Frederic J. Seidler

We study the effect of drugs, hormones and environmental factors on the intracellular and extracellular biochemical signals that govern the development of mammalian neural tissues, with particular emphasis on the biochemistry and molecular biology underlying control of replication, differentiation, synaptogenesis and onset of synaptic function.  Ongoing projects comprise the following areas: (1) the role of endocrine and neurotrophic factors in transmitter and receptor choice by developing neurons; (2) effects of drugs of abuse, hormonal imbalances, environmental contaminants and fetal/neonatal hypoxia, on nervous system development; (3) control of fetal/neonatal cardiovascular and respiratory function by the immature nervous system, with particular emphasis on parturition and Sudden Infant Death Syndrome; (4) molecular mechanisms of brain dysfunction in the elderly (Alzheimer's Disease and Depression); (5) control of gene expression in developing cells by trophic factors that operate through defined second messenger systems and protooncogenes.
Research is directed toward understanding the interaction of drugs, hormones and environmental factors with the developing nervous system. The role of these factors in mediating development of nerve cells is a major effort as they influence the subsequent structural and functional state of nervous system and its targets. The approach is multidisciplinary. Ongoing projects involve three areas:

1. Mechanisms regulating the development of synapses and the role of endocrine and other trophic factors (i.e. neurotransmitters) in this regulation. Long-term structural and functional consequences of altered development are evaluated.
2. Adverse effects of exogenous agents on nervous system development, emphasizing the identification of mechanisms by which behavioral or physiological injury occurs. Under investigation are: Drugs of abuse (especially cocaine and nicotine), hormonal imbalances, environmental contaminants (pesticides, flame retardants, etc.), food additives, stress, intrauterine growth retardation and hypoxia.
3. Molecular mechanisms of human brain dysfunction in the elderly, specifically Alzheimer's disease and depression.
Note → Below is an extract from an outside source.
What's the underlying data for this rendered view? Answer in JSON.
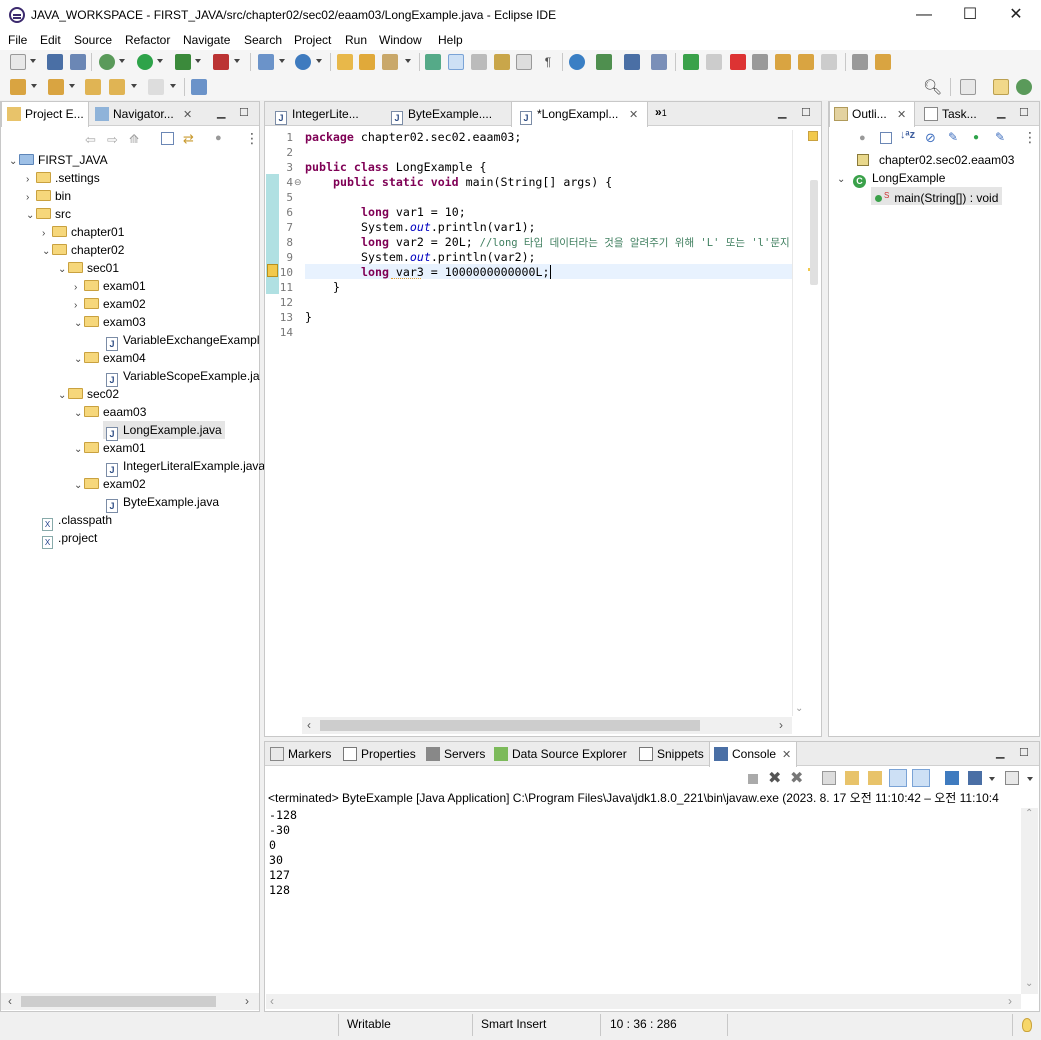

New directions are concentrating on neurotransmitter and hormonal regulation of cell differentiation and gene expression:
1. Neurotransmitter control of cell differentiation in the central nervous system. The role of transient receptor expression and transduction in effecting the switch from replication to differentiation and the molecular (epigenetic) mechanism underlying control of early immediate genes.
2.  Consequence of early life exposures on subsequent development of adult decease.  Altered vulnerabilities resulting from multiple exposure events (i.e. fetal nicotine x neonatal pesticide).
3.  Establishing in vitro models to explore the mechanisms abnormalities.